Olympic hero Chloe Kim added yet another major trophy to her career haul on Saturday, winning her second consecutive halfpipe world championship in Aspen, Colorado.

The greater Los Angeles native scored 90.00 and 93.75 during her first two runs, the top marks in the eight-woman field, allowing her a victory lap down the iconic Buttermilk halfpipe as the last rider during the third.

Her US Olympic team-mate Maddie Mastro finished second after posting an 89.00 on a clutch final run, marking the second time the US went one-two in a world championships halfpipe after Ross Powers and Lael Gregory in 1996.

Spain’s Queralt Castellet, who won the 2020 X Games during Kim’s 22-month absence to attend Princeton freshman classes, took bronze with a score of 87.50 on her final run.

Kim’s victory on Saturday followed her first-place finishes in her first two competitions back: at a World Cup event in Switzerland and her fifth X Games Aspen title in January.

Chloe Kim
Chloe Kim is back in action after 22-month absence to attend Princeton freshman classes.
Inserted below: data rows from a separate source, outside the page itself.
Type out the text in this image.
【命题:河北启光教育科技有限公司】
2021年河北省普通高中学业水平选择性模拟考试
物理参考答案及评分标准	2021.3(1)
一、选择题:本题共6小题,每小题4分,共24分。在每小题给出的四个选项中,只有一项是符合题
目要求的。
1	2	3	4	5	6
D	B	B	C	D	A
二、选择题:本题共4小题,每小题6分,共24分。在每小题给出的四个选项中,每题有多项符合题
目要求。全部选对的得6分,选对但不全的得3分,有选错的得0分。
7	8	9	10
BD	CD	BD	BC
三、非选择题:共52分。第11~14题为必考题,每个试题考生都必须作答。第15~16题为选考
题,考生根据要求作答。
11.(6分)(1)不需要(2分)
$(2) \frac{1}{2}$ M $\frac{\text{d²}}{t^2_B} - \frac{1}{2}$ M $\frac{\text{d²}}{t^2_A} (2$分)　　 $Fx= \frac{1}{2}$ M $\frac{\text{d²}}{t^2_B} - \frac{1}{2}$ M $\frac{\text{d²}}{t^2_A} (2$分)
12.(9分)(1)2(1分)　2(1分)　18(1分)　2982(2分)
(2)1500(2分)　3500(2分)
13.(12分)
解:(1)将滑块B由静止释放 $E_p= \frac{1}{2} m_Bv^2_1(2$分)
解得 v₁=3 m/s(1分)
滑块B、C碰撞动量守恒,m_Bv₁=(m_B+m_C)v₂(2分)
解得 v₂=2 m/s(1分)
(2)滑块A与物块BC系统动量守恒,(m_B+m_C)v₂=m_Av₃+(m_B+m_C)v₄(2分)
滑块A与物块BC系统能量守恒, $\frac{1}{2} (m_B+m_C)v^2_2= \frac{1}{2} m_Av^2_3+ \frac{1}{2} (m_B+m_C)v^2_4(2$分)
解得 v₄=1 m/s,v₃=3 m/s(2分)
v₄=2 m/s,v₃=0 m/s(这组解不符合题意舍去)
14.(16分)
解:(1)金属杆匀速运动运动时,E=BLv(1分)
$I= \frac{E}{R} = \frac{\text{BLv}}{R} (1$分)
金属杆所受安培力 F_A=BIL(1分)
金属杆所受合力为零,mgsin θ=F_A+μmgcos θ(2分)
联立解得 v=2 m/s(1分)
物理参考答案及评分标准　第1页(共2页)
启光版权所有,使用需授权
Photograph: Sean M Haffey/Getty Images

Kim, now 20, launched to global stardom in 2018 when she became the youngest ever female athlete to capture Winter Olympics gold on snow with a transcendent performance at the Pyeongchang Gams that included back-to-back 1080s, the daring maneuver she remains the only female rider to have landed in competition.

Related: Chloe Kim isn't just a gold medalist: she's a transcendent star

The American prodigy has not finished lower than second in any competition since February 2017.

Earlier, New Zealand’s Zoi Sadowski-Synnott won the slopestyle world title with a score of 85.95 points ahead of two-time Olympic champion Jamie Anderson of the United States, who finished in second with 81.10.

Tess Coady won the bronze, becoming only the second Australian to reach the slopestyle podium at worlds after Torah Bright.